Grandma's Pet is an animated short film by Walter Lantz Productions and is part of the Oswald the Lucky Rabbit series. It is the 53rd Lantz Oswald cartoon and the 106th cartoon overall.

==Plot==
One night, Oswald is reading to three kittens the story of Little Red Riding Hood. After reading his book, he falls to sleep in his bed.

Oswald then dreams of the live female stuffed doll (his second girlfriend in the series) being like the title character of the story he just read: walking through the woods in a red hood and carrying a basket. He even dreams of himself in the scene, accompanying her. On the way, they meet a large wolf who desperately wants a share of the goods in the doll's basket.
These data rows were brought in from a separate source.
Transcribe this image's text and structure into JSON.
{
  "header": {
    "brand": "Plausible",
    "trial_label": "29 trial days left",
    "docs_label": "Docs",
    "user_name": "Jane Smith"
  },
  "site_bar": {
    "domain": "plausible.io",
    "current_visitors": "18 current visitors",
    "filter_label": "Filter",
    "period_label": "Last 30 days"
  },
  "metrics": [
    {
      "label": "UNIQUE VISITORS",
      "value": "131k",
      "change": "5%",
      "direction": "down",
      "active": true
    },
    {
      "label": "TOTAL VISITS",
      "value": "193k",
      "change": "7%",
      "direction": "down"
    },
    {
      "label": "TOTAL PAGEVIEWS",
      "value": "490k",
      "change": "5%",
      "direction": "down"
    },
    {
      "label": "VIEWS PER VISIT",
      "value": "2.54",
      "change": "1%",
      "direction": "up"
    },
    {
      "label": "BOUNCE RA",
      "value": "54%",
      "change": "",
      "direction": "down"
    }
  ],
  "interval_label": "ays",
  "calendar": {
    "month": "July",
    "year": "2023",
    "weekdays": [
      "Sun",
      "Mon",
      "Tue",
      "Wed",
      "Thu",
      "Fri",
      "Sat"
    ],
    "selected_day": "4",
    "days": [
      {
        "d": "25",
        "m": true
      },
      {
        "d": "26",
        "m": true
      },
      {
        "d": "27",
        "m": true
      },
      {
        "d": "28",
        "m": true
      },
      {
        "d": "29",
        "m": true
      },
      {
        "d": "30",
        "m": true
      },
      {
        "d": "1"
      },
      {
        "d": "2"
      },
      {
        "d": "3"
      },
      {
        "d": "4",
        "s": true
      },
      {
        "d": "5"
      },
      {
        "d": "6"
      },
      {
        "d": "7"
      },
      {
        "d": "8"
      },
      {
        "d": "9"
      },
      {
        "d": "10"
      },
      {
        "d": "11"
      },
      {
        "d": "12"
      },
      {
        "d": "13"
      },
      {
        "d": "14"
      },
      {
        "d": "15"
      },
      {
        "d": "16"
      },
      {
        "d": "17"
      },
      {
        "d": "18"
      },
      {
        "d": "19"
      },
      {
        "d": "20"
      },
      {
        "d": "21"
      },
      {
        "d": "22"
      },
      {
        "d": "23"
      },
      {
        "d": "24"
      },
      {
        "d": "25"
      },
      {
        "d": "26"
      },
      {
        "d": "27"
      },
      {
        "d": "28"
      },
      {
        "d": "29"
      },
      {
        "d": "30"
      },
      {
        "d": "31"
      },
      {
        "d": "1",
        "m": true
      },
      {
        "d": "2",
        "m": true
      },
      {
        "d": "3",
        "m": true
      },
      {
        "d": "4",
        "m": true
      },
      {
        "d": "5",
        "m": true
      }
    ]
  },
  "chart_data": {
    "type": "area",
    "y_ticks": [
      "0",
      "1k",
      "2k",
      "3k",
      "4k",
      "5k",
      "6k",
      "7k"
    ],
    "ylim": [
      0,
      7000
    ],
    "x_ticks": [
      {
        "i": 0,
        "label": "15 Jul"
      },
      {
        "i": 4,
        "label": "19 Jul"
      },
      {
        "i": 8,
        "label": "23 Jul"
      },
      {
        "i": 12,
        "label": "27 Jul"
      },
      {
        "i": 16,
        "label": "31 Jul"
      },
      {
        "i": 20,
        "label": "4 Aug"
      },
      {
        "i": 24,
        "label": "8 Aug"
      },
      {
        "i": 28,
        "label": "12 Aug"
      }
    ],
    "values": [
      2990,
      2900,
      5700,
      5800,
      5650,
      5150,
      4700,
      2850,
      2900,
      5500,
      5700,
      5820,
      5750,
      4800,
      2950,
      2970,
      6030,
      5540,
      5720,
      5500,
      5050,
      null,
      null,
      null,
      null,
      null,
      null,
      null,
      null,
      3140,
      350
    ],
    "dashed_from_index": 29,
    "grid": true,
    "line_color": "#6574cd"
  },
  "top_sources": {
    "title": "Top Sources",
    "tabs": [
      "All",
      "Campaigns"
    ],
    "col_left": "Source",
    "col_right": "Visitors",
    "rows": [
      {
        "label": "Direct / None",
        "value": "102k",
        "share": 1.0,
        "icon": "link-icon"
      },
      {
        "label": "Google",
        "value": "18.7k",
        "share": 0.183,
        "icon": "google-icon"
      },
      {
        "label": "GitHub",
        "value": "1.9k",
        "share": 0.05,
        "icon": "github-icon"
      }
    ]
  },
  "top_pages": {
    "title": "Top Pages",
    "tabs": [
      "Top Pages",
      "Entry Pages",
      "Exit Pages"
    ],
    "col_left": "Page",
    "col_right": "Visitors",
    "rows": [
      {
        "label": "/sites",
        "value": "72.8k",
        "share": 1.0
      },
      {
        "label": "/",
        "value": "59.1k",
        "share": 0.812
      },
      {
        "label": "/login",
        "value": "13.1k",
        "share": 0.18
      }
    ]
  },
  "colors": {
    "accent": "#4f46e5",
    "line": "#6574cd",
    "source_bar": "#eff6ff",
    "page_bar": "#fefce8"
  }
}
The doll, however, declines and tells the wolf that what's inside was for her grandmother. The wolf is disgusted and thinks of a way to obtain the contents.

As Oswald and the doll go on walking, the wolf decides to reach the grandmother's home before them which is part of his plan. The wolf invades the house and harasses the old lady before putting her in a freezer. He then disguises himself in a nightgown and tucks himself into the bed.

When the two little friends finally arrive at the house, the doll proceeds to the bedroom while Oswald stays near the door. While the rabbit waits, a rat came to and tells him to open the freezer. Oswald opens it and is shocked to find the real grandmother trapped in a block of ice. In the bedroom, the doll eventually realizes who she's speaking to and begins to make her run as the wolf aggressively goes forth.

In no time, the wolf gets his hands on the doll and takes her basket which he finds a magic wand inside. Before Oswald could intervene, he magically sends the rabbit into a skyscraper area, dangling on two clotheslines. The wolf then teleports Oswald onto an elevated railway with an incoming train, then into the mouth of a whale, and finally into a shooting gallery with firing shooters. He and the doll (still in his grasp) are in every place Oswald is transported to, but at safer locations.

Finding his way out of the shooters' gunfire, Oswald is able to take the wand and teleports everybody back to the grandmother's place. When they return to the house, the wolf, for some reason, is lying on a table unconscious. Oswald then uses the wand to transform their tormentor into a large roasted turkey. The grandmother, who is finally defrosted, comes to the dining room and decides to have a meal of what's on the table. For a job well done, Oswald and the doll kiss each other.

Morning comes and Oswald wakes up from his dream. He is, however, surprised to see that what he had been kissing was a cow that sticks its head in the window.

==Availability==
The cartoon is available on the Woody Woodpecker and Friends Classic Cartoon Collection DVD box set.